Снежинка спряталась под огромный деревянный шкаф со стеклянными дверцами и оттуда шипела на одного из охранников. Он пытался достать оттуда кошку, встав на четвереньки, но она не давалась.

— Не трогайте ее, пожалуйста, — попросила, — она боится вас. 

Охранник пробормотал что-то на своем языке, но отошёл. Я мельком заметила тонкие порезы на его руках и порадовалась за Снежинку, — в отличии от меня защищаться она умела. 

Я села на пол возле шкафа, протянула ладонь:

— Не бойся. Это я. 

Кошка не вышла, но шипеть перестала. А я сидела на полу, поглаживая одной рукой живот, а другую держала вытянутой, открытой ладонью вверх. И рассказывала, что никогда их не предам, что на кухне есть вкусное мясо и молоко, и Амина непременно нальет ей целую миску, если Снежинка решит выйти. 
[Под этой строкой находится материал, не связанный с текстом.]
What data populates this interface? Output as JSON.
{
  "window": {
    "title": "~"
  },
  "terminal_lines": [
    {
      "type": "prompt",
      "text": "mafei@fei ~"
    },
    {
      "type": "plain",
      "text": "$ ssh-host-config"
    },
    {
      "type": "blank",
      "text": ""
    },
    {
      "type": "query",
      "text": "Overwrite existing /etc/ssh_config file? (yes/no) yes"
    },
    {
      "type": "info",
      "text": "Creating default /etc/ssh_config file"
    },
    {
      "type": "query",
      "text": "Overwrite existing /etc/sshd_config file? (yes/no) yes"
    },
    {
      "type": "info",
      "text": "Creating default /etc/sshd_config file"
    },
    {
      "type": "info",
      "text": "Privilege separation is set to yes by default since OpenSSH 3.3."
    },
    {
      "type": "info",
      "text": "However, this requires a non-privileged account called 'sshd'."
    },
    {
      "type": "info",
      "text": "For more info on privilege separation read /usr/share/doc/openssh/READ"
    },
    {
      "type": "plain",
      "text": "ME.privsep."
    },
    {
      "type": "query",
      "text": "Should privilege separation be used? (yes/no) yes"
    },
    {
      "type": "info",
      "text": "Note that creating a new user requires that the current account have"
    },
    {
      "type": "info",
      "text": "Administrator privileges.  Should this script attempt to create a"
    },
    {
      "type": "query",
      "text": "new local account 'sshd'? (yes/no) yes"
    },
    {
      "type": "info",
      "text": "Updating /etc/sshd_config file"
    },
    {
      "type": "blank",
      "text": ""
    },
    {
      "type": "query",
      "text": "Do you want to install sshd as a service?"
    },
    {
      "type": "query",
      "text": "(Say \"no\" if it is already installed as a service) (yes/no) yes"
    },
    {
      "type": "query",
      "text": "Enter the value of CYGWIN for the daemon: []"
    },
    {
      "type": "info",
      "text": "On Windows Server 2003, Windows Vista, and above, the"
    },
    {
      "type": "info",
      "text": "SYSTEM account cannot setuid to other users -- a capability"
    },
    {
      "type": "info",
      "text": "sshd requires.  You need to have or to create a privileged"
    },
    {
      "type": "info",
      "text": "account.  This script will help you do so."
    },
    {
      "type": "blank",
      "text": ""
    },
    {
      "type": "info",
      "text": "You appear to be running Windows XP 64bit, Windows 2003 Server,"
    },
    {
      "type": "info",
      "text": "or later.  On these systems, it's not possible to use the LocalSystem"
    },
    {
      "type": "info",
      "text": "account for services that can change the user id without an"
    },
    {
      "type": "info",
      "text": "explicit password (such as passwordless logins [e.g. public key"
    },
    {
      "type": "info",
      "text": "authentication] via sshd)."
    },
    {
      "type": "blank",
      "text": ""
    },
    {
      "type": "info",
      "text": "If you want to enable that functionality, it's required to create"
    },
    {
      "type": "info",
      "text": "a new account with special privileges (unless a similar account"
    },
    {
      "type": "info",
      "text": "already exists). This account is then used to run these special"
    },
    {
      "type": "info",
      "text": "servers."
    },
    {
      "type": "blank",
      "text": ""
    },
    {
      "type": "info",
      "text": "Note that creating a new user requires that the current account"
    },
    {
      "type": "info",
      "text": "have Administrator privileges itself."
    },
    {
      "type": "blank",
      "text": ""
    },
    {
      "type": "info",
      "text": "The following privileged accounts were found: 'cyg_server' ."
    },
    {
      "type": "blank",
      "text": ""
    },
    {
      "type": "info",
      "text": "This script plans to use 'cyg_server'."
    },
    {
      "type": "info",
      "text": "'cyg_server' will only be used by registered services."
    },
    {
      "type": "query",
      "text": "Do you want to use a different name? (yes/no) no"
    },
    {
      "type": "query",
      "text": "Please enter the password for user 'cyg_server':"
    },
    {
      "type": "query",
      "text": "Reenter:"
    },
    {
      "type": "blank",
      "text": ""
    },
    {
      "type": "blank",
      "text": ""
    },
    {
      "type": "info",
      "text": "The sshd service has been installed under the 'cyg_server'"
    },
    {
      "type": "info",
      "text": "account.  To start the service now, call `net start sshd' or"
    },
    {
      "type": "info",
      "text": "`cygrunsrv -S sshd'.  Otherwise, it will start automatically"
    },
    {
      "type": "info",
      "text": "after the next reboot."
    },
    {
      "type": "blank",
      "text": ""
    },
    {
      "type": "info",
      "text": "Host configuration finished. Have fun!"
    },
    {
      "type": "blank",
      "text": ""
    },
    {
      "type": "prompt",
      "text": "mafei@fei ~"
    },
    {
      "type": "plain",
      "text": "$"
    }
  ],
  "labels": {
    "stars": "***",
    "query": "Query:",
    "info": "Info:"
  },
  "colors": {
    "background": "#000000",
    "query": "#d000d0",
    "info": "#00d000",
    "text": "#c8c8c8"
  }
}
— Мне тоже страшно, как и тебе, за себя и за своего ребенка, — вздохнула я, — но мы справимся.

И кошка поняла. Высунулась из-за шкафа, держа своего черного приемыша за шкирку. Он тихо пискнул, и тогда Снежинка опустила теплый мохнатый комок в мою ладонь. 

— Спасибо, — прошептала я, едва сдерживая слезы и погладила свободной рукой ее по белоснежной шерсти.

— Даже кошки к тебе тянутся, — произнес задумчиво Имран, напугав меня. Я вздрогнула, поднимая голову. Снова не заметила, как он подошёл: за полгода я успела забыть, как бесшумно, по-тигриному он может передвигаться. Обернулась. На скуле кожа ссажена, губа разбита, наливается синяк. 

— Ты их спас, — произнесла я. В горле точно ком застрял, я хотела его поблагодарить, но так и не смогла выдавить из себя и слова. 

— Спас, — кивнул он, разглядывая меня внимательно. — И с Зайнаб твоей виделся. 

Я удивлённо моргнула: когда он все успел? И одновременно неприятие чувствую — не верит мне, проверяет все…

О Зайнаб Ильдаровне у меня остались самые теплые воспоминания, я не хотела сбегать из ее центра, но побоялась, что люди Шерхана сделают ей плохо из-за того, что она помогала мне. 

— Как ты от дяди сбежала?

Я начала подниматься осторожно, прижимая к груди крохотное кошачье тельце. Имран протянул руку, но я её не приняла. Я не доверяю больше своему телу. 

— Мне просто повезло, — вздохнула я, понимая, что лучше сказать уже и покончить с этим. 

Дядя с меня глаз не спускал, несколько дней мы ехали почти без остановок, пару раз меняли автомобили, в них же и ночевали. Меня мутило постоянно, и я очень боялась, что дядя поймет все про ребенка, и тогда мне несдобровать. На четвертый день, ближе к ночи, дядя сказал:

— Ночуем сегодня в мотеле. Попробуй хоть слово вякнуть или помощи попросить, я тебя тут же подстрелю. Мне терять нечего. 

Я знала, что у него пистолет с собой и в угрозы верила. Безропотно вошла следом в придорожную гостиницу. На парковке возле нее было припарковано с десяток фур, видимо, здесь ночевали дальнобойщики. 

Дядя шел, держа меня за шею, ни вздохнуть, ни дернуться. От него пахло ужасно, от меня, думаю, тоже не лучше, и от этих чудовищных запахов токсикоз только усилился. 

Пока мы оформляли номер возле стойки, дядя одной рукой держал меня, другой — свою сумку. Я знала, что он в ней деньги хранит, много денег. 

— Ваши документы, пожалуйста, — попросила администратор, дядя начал рыться в кармане, для этого ему пришлось меня отпустить. Звякнул колокольчик над входом, и внутрь зашёл мужчина. Он был просто огромный, бородатый, из-под закатанных рукавов рубашки выглядывали руки, покрытые татуировками.

— Какой еблан свой тарантас припарковал так по-уродски? — рыкнул он и на дядю моего глянул, — твой форд?